Campus

Students hungry for justice

Students for a Democratic Society held its Hungry for Justice banquet with guest speaker Alison Weir to talk about Palestinian prisoners on hunger strike to protest their incarceration without due process.

Guest speaker at the Hungry for Justice banquet was If Americans Knew Executive Director Allison Weir.  |  Dina Kesbeh/The Daily Cougar

Guest speaker at the Hungry for Justice banquet was If Americans Knew Executive Director Allison Weir. | Dina Kesbeh/The Daily Cougar

Weir is the executive director of If Americans Knew, a nonprofit organization she founded following an independent investigation as a freelance journalist after the second Palestinian intifada — an Arabic term that means “shaking off” and symbolizes the Palestinian uprising against the Israeli occupation of the West Bank and Gaza — in 2001.
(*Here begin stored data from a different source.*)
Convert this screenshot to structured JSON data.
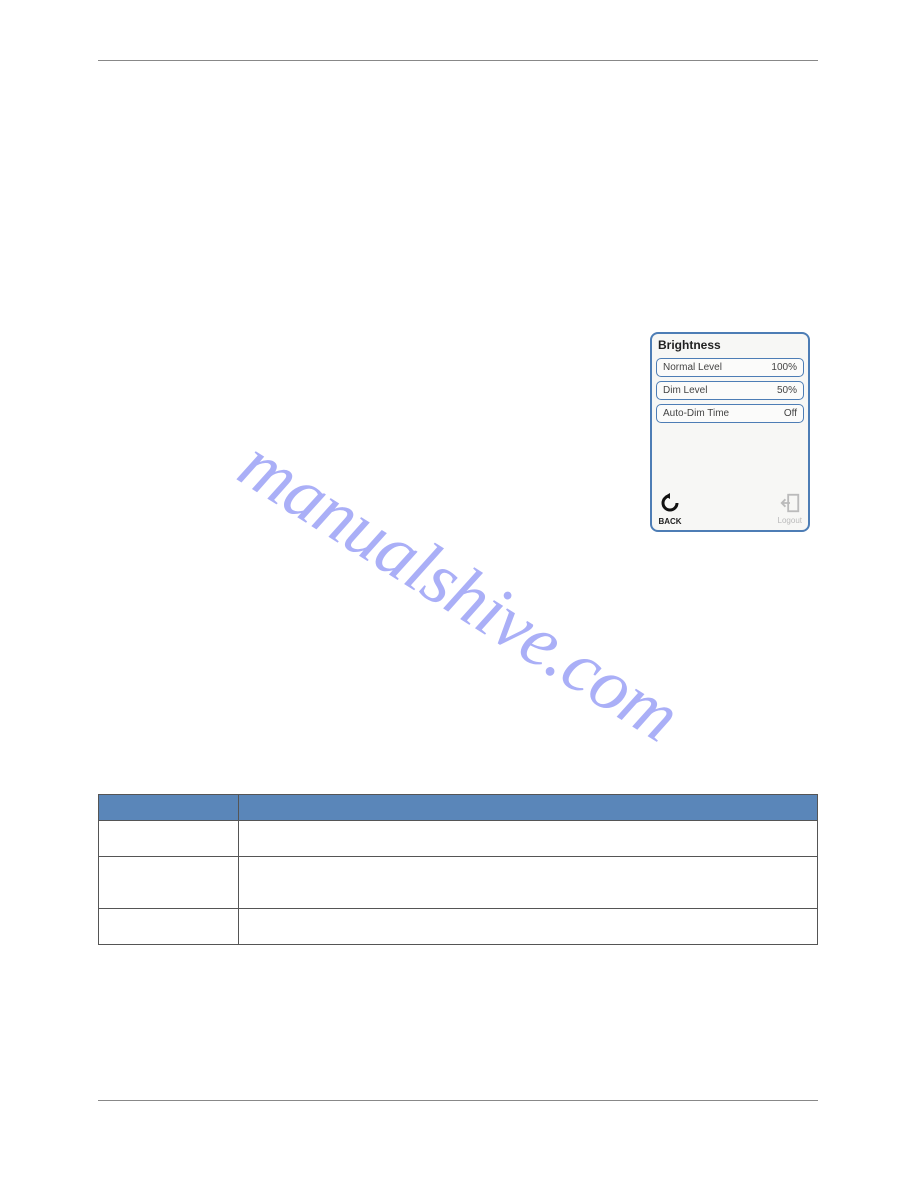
{
  "panel": {
    "title": "Brightness",
    "rows": [
      {
        "label": "Normal Level",
        "value": "100%"
      },
      {
        "label": "Dim Level",
        "value": "50%"
      },
      {
        "label": "Auto-Dim Time",
        "value": "Off"
      }
    ],
    "back_label": "BACK",
    "logout_label": "Logout"
  },
  "table": {
    "headers": [
      "",
      ""
    ],
    "rows": [
      [
        "",
        ""
      ],
      [
        "",
        ""
      ],
      [
        "",
        ""
      ]
    ]
  },
  "watermark": "manualshive.com"
}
“I was so outraged at what I learned has been going on, not only the tragedy I saw there and the obligation I had to tell people what I saw, I just think that it’s a determination and that they won’t get away with it — that keeps me going,” Weir said.
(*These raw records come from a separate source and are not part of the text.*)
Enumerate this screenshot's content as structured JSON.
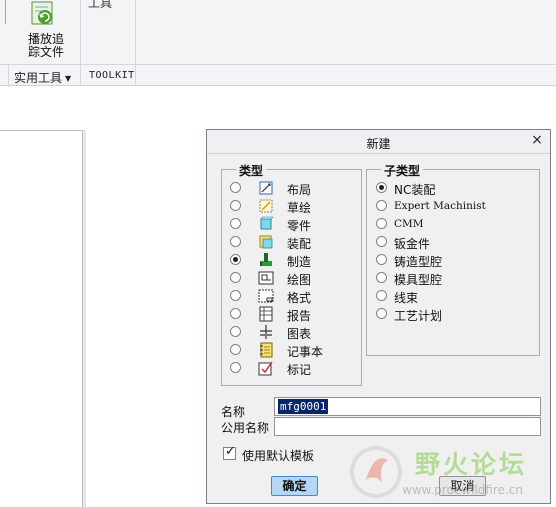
{
  "ribbon": {
    "play_button_label": "播放追\n踪文件",
    "tool_top_label": "工具",
    "group_utilities": "实用工具",
    "group_toolkit": "TOOLKIT"
  },
  "dialog": {
    "title": "新建",
    "close_glyph": "×",
    "type_group_title": "类型",
    "subtype_group_title": "子类型",
    "types": [
      {
        "label": "布局",
        "icon": "layout-icon",
        "checked": false
      },
      {
        "label": "草绘",
        "icon": "sketch-icon",
        "checked": false
      },
      {
        "label": "零件",
        "icon": "part-icon",
        "checked": false
      },
      {
        "label": "装配",
        "icon": "assembly-icon",
        "checked": false
      },
      {
        "label": "制造",
        "icon": "manufacturing-icon",
        "checked": true
      },
      {
        "label": "绘图",
        "icon": "drawing-icon",
        "checked": false
      },
      {
        "label": "格式",
        "icon": "format-icon",
        "checked": false
      },
      {
        "label": "报告",
        "icon": "report-icon",
        "checked": false
      },
      {
        "label": "图表",
        "icon": "diagram-icon",
        "checked": false
      },
      {
        "label": "记事本",
        "icon": "notebook-icon",
        "checked": false
      },
      {
        "label": "标记",
        "icon": "markup-icon",
        "checked": false
      }
    ],
    "subtypes": [
      {
        "label": "NC装配",
        "checked": true
      },
      {
        "label": "Expert Machinist",
        "checked": false
      },
      {
        "label": "CMM",
        "checked": false
      },
      {
        "label": "钣金件",
        "checked": false
      },
      {
        "label": "铸造型腔",
        "checked": false
      },
      {
        "label": "模具型腔",
        "checked": false
      },
      {
        "label": "线束",
        "checked": false
      },
      {
        "label": "工艺计划",
        "checked": false
      }
    ],
    "name_label": "名称",
    "name_value": "mfg0001",
    "common_name_label": "公用名称",
    "common_name_value": "",
    "use_default_template_label": "使用默认模板",
    "use_default_template_checked": true,
    "check_glyph": "✓",
    "ok_label": "确定",
    "cancel_label": "取消"
  },
  "watermark": {
    "text": "野火论坛",
    "url": "www.proewildfire.cn"
  },
  "colors": {
    "ok_button_bg": "#b3d7f5",
    "selection_bg": "#0a246a",
    "watermark_green": "#7ac943"
  }
}
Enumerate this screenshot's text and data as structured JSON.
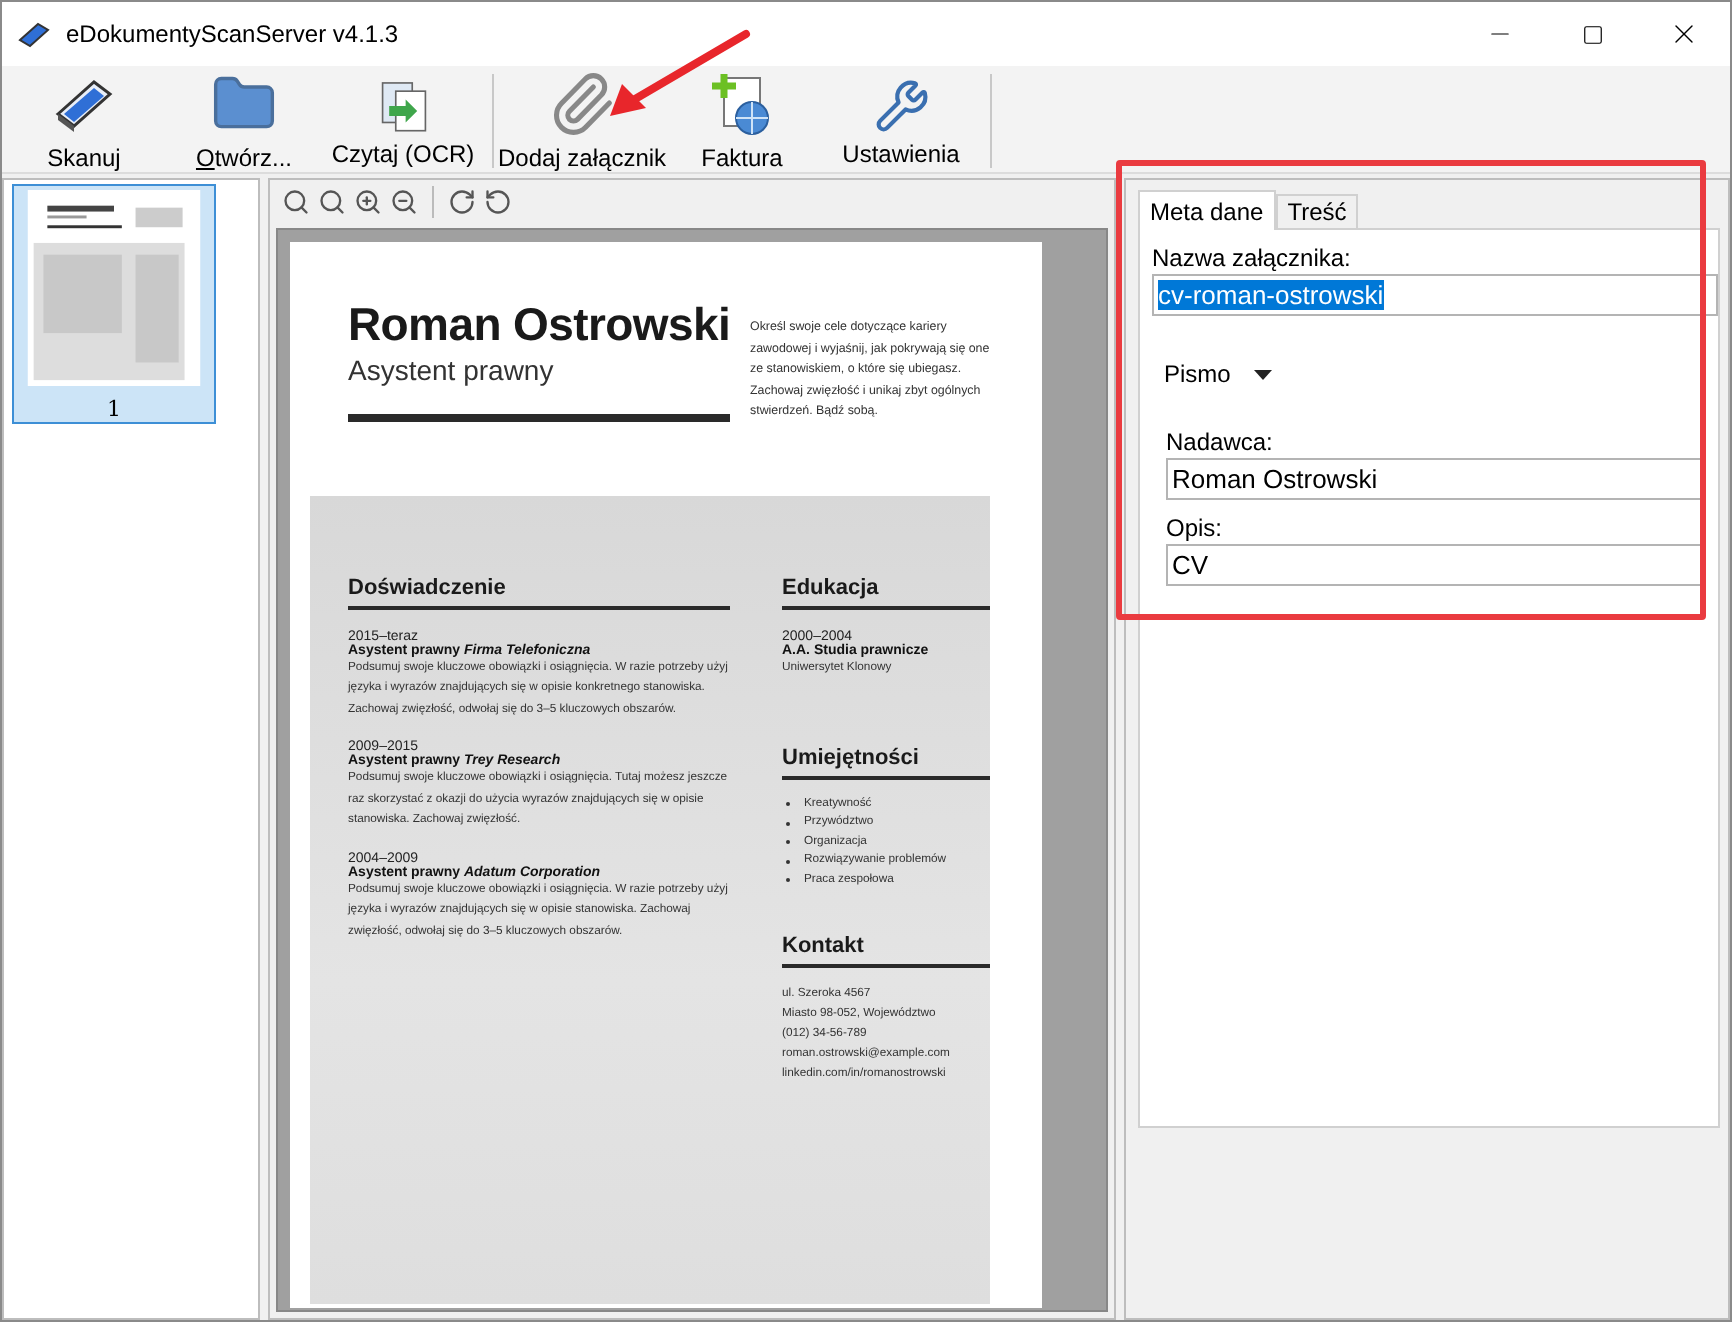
{
  "window": {
    "title": "eDokumentyScanServer v4.1.3"
  },
  "toolbar": [
    {
      "label": "Skanuj",
      "kind": "scanner",
      "underline_first": false,
      "separator_after": false
    },
    {
      "label": "Otwórz...",
      "kind": "folder",
      "underline_first": true,
      "separator_after": false
    },
    {
      "label": "Czytaj (OCR)",
      "kind": "ocr",
      "underline_first": false,
      "separator_after": true
    },
    {
      "label": "Dodaj załącznik",
      "kind": "attach",
      "underline_first": false,
      "separator_after": false
    },
    {
      "label": "Faktura",
      "kind": "invoice",
      "underline_first": false,
      "separator_after": false
    },
    {
      "label": "Ustawienia",
      "kind": "settings",
      "underline_first": false,
      "separator_after": true
    }
  ],
  "thumbnails": [
    {
      "label": "1",
      "selected": true
    }
  ],
  "document": {
    "name": "Roman Ostrowski",
    "subtitle": "Asystent prawny",
    "intro": "Określ swoje cele dotyczące kariery zawodowej i wyjaśnij, jak pokrywają się one ze stanowiskiem, o które się ubiegasz. Zachowaj zwięzłość i unikaj zbyt ogólnych stwierdzeń. Bądź sobą.",
    "experience": {
      "heading": "Doświadczenie",
      "jobs": [
        {
          "years": "2015–teraz",
          "title": "Asystent prawny *Firma Telefoniczna*",
          "text": "Podsumuj swoje kluczowe obowiązki i osiągnięcia. W razie potrzeby użyj języka i wyrazów znajdujących się w opisie konkretnego stanowiska. Zachowaj zwięzłość, odwołaj się do 3–5 kluczowych obszarów."
        },
        {
          "years": "2009–2015",
          "title": "Asystent prawny *Trey Research*",
          "text": "Podsumuj swoje kluczowe obowiązki i osiągnięcia. Tutaj możesz jeszcze raz skorzystać z okazji do użycia wyrazów znajdujących się w opisie stanowiska. Zachowaj zwięzłość."
        },
        {
          "years": "2004–2009",
          "title": "Asystent prawny *Adatum Corporation*",
          "text": "Podsumuj swoje kluczowe obowiązki i osiągnięcia. W razie potrzeby użyj języka i wyrazów znajdujących się w opisie stanowiska. Zachowaj zwięzłość, odwołaj się do 3–5 kluczowych obszarów."
        }
      ]
    },
    "education": {
      "heading": "Edukacja",
      "years": "2000–2004",
      "degree": "A.A. Studia prawnicze",
      "school": "Uniwersytet Klonowy"
    },
    "skills": {
      "heading": "Umiejętności",
      "items": [
        "Kreatywność",
        "Przywództwo",
        "Organizacja",
        "Rozwiązywanie problemów",
        "Praca zespołowa"
      ]
    },
    "contact": {
      "heading": "Kontakt",
      "lines": [
        "ul. Szeroka 4567",
        "Miasto 98-052, Województwo",
        "(012) 34-56-789",
        "roman.ostrowski@example.com",
        "linkedin.com/in/romanostrowski"
      ]
    }
  },
  "panel": {
    "tabs": [
      {
        "label": "Meta dane",
        "selected": true
      },
      {
        "label": "Treść",
        "selected": false
      }
    ],
    "name_label": "Nazwa załącznika:",
    "name_value": "cv-roman-ostrowski",
    "name_value_selected": true,
    "type_dropdown": "Pismo",
    "sender_label": "Nadawca:",
    "sender_value": "Roman Ostrowski",
    "description_label": "Opis:",
    "description_value": "CV"
  }
}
Hunger strikes are commonly used as non-violent resistance in all parts of the world. Samer Issawi is a Palestinian on hunger strike for more than 200 days. He was among the prisoners who were initially released by Israeli authorities in an October 2011 prisoner swap.

He is hospitalized and refuses to break his fast until he is guaranteed release. Issawi has been held in administrative detention — when a person has not yet been formally charged with a crime — since July. He will continue his hunger strike until he is formally charged with a crime, given a fair trial or released.

“Being Palestinian and seeing what happens, I wish to just inform people of what’s going on. I want to tell everyone to really do more research about the conflict and read about the Nakba. Just Google Gaza, and see what you get. Truth is in the pictures that our media won’t share with us,” said nutrition senior Baraah Asaad.

Asaad was an attendee of the banquet and said he enjoyed meeting Weir.

“One of the things that sort of give me an advantage to not give up is that I didn’t know about it before. I sort of know that there are all these people out there like me that I could have reached 20 years ago if I knew that don’t know. If we could just get them in the room and just see the documentaries, photos, billboards and websites, then we could get the results we are looking for.”

Weir has spoken at many universities, lecture halls, churches, mosques and conventions and hopes to make her way to many other places to share the information and experience she had while visiting the West Bank and Gaza.